A brochura de plebiscitos é utilizada por muitos eleitores suíços para se informar sobre os temas propostos. Christian Flierl

Em um país onde ocorrem vários plebiscitos por ano, o eleitor é confrontado a temas cada vez mais complexos. Para orientá-lo, o governo envia folhetos explicativos semanas antes das votações, aos mais de cinco milhões de eleitores. O material contém posições oficiais, do Parlamento e dos próprios iniciadores. Essa forma de comunicação não está isenta de críticas. Já defensores falam em um instrumento imprescindível para a democracia direta. 

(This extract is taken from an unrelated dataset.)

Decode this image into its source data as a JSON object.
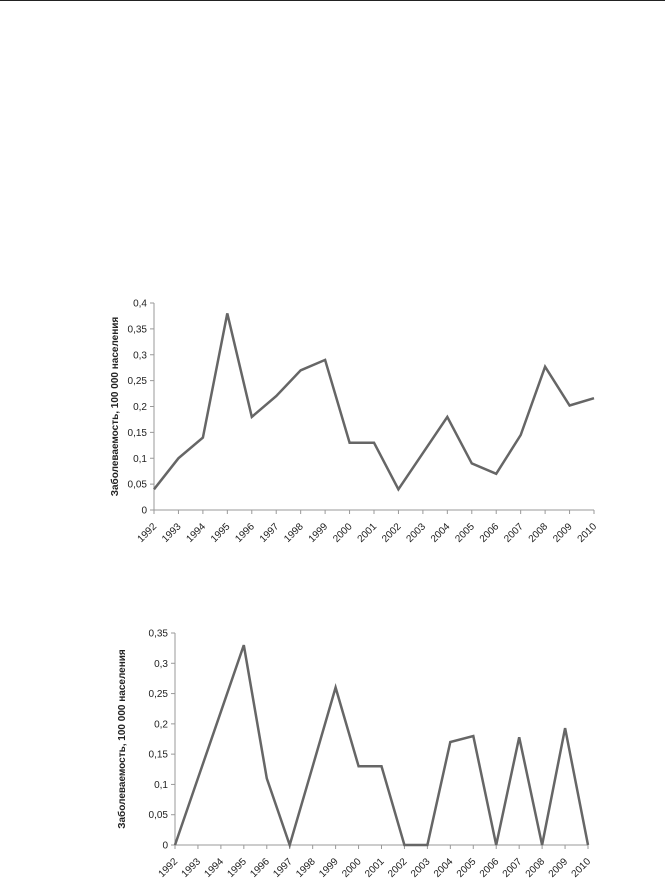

Os plebiscitos federais de 29 de novembro de 2009 prometiam ser polêmicos. Uma das três questões levadas às urnas era se a Suíça deveria proibir ou não a construção de mais minaretes, as características torres onde os muezins conclamam os muçulmanos às orações. Os autores da iniciativa (ver quadro) vinham de dois partidos de centro-direita, o Partido do Povo Suíço e União Democrática Federal (UDF), e tinham por objetivo colocar em debate a presença crescente do Islã no país e seus supostos riscos à sociedade.

O que é uma iniciativa?

Uma iniciativa popular é um instrumento da democracia direta na Suíça. O projeto de reforma constitucional levado a plebiscito após o recolhimento de 100 mil assinaturas no prazo de 18 meses. Ela pode ser lançada por qualquer cidadão, grupos de interesses ou partidos, mas não através do governo ou Parlamento. Depois de referendada pelo Parlamento, o plebiscito é realizado. Se a maioria dos eleitores e dos cantões aprovarem, a proposta se torna um artigo constitucional. O mesmo instrumento existe em nível cantonal (estadual) e comunal (município).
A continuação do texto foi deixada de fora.